Educators and L&D professionals have long applied the principles of Bloom’s Taxonomy, a framework of learning goals created by University of Chicago educational psychologist Benjamin Bloom in 1956. The six levels of Bloom’s Taxonomy explore and explain the process of learning in a hierarchical way, meaning that the learner must comprehend the lower stages in order to build a foundation of understanding to grasp and eventually master the higher levels.

 

Bloom's Taxonomy

Graphic courtesy University of Arkansas

Exploring the Levels of Learning

Let’s take a look at each layer of Bloom’s Taxonomy and the keywords that support each level:

Remember: Retrieving, recognizing, and recalling relevant knowledge from long‐term memory.

list, recite, outline, define, name, match, quote, recall, identify, label, recognize

 

Understand: Constructing meaning from oral, written, and graphic messages through interpreting, exemplifying, classifying, summarizing, inferring, comparing, and explaining.

describe, explain, paraphrase, restate, give original examples of, summarize, contrast, interpret, discuss

 

Apply: Carrying out or using a procedure for executing or implementing.

calculate, predict, apply, solve, illustrate, use, demonstrate, determine, model, perform, present

 

Analyze: Breaking material into constituent parts, determining how the parts relate to one another and to an overall structure or purpose through differentiating, organizing, and attributing.

classify, break down, categorize, analyze, diagram, illustrate, criticize, simplify, associate

 

Evaluate: Making judgments based on criteria and standards through checking and critiquing.

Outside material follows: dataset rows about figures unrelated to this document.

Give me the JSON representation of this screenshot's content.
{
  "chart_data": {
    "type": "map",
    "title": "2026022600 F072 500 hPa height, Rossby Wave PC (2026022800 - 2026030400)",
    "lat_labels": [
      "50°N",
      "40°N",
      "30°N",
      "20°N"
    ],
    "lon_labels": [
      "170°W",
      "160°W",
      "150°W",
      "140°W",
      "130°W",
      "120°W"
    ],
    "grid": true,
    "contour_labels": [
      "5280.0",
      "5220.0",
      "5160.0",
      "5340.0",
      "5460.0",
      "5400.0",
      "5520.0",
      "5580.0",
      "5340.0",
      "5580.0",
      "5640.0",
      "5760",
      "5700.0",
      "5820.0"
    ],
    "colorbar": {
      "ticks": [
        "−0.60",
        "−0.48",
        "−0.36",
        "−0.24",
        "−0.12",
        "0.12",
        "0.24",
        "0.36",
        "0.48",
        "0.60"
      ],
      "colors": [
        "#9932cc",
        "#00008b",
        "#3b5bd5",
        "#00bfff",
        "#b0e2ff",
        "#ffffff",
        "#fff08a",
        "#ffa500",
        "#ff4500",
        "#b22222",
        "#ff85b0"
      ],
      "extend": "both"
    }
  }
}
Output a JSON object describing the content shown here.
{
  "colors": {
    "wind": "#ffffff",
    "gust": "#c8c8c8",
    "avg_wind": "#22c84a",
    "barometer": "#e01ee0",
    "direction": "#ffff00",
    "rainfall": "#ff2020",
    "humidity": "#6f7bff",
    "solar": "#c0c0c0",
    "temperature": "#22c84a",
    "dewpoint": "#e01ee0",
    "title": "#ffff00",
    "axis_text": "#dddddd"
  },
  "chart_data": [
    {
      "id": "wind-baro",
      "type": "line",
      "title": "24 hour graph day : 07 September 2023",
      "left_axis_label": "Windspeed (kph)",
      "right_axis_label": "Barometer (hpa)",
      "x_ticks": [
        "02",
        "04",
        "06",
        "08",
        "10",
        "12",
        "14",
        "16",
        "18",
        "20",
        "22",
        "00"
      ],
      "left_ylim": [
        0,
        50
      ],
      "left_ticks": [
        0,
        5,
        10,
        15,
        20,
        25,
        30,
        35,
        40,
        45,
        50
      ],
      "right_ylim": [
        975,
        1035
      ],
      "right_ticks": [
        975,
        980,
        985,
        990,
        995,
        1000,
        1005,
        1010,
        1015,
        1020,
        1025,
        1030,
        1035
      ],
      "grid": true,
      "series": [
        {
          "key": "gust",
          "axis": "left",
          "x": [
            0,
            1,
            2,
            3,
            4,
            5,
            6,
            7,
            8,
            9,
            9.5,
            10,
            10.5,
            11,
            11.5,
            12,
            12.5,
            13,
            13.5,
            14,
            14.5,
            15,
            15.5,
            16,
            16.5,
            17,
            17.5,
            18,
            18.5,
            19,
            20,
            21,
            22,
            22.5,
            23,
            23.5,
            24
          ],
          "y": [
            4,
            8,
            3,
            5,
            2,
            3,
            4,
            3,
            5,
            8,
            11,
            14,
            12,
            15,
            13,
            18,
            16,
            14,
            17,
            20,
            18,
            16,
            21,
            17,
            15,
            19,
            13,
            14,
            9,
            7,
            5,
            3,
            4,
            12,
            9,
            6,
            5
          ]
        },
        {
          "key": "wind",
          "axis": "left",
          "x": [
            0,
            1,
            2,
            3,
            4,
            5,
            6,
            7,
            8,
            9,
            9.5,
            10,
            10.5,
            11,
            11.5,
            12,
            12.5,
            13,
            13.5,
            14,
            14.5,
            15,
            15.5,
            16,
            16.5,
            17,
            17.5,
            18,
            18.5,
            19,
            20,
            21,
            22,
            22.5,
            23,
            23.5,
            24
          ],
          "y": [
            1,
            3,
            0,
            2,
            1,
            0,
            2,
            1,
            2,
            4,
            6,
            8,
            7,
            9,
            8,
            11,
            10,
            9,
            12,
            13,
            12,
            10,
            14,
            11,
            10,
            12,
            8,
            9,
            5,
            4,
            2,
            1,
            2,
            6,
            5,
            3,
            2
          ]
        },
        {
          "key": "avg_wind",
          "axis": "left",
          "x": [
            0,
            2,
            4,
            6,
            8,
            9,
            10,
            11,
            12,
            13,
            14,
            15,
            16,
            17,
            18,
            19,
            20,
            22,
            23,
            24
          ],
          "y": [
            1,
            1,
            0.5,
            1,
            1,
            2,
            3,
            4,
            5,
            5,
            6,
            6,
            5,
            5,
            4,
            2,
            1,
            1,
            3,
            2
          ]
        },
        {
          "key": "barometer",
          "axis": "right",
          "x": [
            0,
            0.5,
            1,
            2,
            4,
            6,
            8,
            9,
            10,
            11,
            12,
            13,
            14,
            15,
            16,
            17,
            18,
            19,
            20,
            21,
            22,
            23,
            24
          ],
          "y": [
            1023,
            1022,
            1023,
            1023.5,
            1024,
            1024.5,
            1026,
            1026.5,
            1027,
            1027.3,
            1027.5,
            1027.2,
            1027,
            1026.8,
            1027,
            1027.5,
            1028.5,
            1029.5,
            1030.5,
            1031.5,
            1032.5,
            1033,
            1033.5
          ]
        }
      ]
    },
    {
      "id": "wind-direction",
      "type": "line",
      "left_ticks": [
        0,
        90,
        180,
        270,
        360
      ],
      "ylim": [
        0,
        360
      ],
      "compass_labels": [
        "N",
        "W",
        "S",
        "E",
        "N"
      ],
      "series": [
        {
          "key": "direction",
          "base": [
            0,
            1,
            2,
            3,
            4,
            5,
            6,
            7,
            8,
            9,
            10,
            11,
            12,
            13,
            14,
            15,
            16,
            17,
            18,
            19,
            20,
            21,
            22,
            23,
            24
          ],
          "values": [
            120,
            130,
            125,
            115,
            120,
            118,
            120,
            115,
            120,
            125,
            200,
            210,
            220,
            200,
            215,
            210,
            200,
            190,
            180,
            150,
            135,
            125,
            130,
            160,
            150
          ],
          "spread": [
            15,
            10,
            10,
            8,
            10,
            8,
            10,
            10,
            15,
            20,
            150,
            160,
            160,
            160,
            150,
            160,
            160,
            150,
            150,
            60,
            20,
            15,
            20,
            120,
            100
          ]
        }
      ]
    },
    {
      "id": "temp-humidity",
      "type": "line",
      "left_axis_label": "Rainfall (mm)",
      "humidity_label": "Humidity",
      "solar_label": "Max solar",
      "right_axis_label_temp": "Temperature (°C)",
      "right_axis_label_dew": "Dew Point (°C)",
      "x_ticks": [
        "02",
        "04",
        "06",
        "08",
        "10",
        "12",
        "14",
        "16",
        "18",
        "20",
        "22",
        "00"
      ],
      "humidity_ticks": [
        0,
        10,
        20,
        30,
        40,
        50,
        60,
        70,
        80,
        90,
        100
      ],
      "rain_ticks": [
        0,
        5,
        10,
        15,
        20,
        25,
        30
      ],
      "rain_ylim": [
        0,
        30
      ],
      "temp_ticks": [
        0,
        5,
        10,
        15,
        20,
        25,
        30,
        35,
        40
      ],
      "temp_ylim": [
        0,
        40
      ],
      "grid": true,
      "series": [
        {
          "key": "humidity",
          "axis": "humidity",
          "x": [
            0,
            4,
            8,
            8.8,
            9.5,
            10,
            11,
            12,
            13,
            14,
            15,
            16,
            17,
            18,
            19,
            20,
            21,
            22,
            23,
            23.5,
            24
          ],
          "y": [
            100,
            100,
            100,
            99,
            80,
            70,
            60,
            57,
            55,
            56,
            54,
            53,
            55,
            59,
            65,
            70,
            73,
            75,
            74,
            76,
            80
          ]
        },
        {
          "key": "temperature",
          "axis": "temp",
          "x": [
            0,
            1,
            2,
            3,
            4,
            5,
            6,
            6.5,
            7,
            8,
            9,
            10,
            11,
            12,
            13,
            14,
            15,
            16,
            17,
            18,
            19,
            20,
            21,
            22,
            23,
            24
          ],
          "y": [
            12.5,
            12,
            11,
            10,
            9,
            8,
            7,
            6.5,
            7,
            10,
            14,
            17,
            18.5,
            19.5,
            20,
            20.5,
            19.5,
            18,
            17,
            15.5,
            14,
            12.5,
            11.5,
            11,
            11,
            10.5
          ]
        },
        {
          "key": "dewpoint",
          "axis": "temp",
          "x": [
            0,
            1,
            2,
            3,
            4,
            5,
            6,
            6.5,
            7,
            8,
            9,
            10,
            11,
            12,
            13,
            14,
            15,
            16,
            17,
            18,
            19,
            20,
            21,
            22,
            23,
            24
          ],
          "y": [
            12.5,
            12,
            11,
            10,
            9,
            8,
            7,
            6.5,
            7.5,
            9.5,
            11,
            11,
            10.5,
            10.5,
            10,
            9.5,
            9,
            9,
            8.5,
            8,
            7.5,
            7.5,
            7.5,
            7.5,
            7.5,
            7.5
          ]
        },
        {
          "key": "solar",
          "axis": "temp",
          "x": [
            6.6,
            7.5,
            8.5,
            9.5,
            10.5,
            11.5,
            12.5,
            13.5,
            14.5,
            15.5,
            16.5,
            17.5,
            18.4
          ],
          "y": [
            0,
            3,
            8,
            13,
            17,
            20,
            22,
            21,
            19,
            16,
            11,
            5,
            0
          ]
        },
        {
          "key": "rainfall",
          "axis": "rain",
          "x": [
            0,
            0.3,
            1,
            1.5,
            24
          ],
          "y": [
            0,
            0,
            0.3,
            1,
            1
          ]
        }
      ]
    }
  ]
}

choose, support, relate, determine, defend, judge, grade, compare, contrast, argue, justify, support, convince, select, evaluate

 

Create: Putting elements together to form a coherent or functional whole; reorganizing elements into a new pattern or structure through generating, planning, or producing.

design, formulate, build, invent, create, compose, generate, derive, modify, develop

 

Bloom’s Taxonomy is a powerful tool specifically because it organizes the learning process in advancing steps:

  • Before you can understand a concept, you must remember it.
  • To apply a concept you must first understand it.
  • In order to evaluate a process, you must have analyzed it.
  • To create an accurate conclusion, you must have completed a thorough evaluation.

When thinking of learning in these iterative, intentional phases, educators and learning professionals can better strategize their training materials and performance metrics as well as establish clear-cut objectives for the learner. Sounds like a definite win-win.

How VR Unlocks Bloom’s Higher Levels of Learning

The upper echelons of Bloom’s Taxonomy — analyzing, evaluating, and creating — are often the skills that are baseline requirements in professions today, though so much of our professional training is devoted to the lower levels. So-called soft skills (or power skills) such as critical thinking, problem solving, and leadership are considered essential in today’s workplace, but what is the best method for learning them and retaining that knowledge in the long term?

Here’s where immersive technology offers boundless possibilities. The advanced sophistication and increased availability of xR technologies — virtual reality (VR), where the learner is immersed in a new digital environment, and augmented reality (AR), in which the participant is placed in a combined real and virtual world where information is digitally shared — are transforming the ways in which we learn and even experience the world.

Virtual reality simulations accelerate this type of progressive learning by requiring learners to actively demonstrate mastery, a fact that translates into real engagement for learners and dollars and cents for L&D considering actual mastery in many corporate cases is not a nice-to-have but a must-have skill (think risk avoidance and compliance). For soft skills, hyper-real simulations allow training to achieve the elusive and productive balance of safety and danger. The training is safe enough that the learner can make mistakes and learn from them, and risky enough to recreate the stress of the encounter, so the learner becomes inoculated for it.

Mursion’s live “human-in-the-loop” virtual reality simulations blend the best of both worlds — the empathy and intelligence of people with the scalability and flexibility of technology. Our hyper-real environments and interactions simultaneously produce the feel of safety (the brain recognizes the security of being in the simulation) and danger (practicing reactions to high-stakes situations in true-to-life surroundings, requiring authenticity and presence).

As technology becomes more commonplace in training settings — not only in classrooms but in modern workplaces where skill sets are in constant flux — virtual reality simulations can assist learners of all ages and abilities to deepen their skills, saving time, money and stress levels in the process.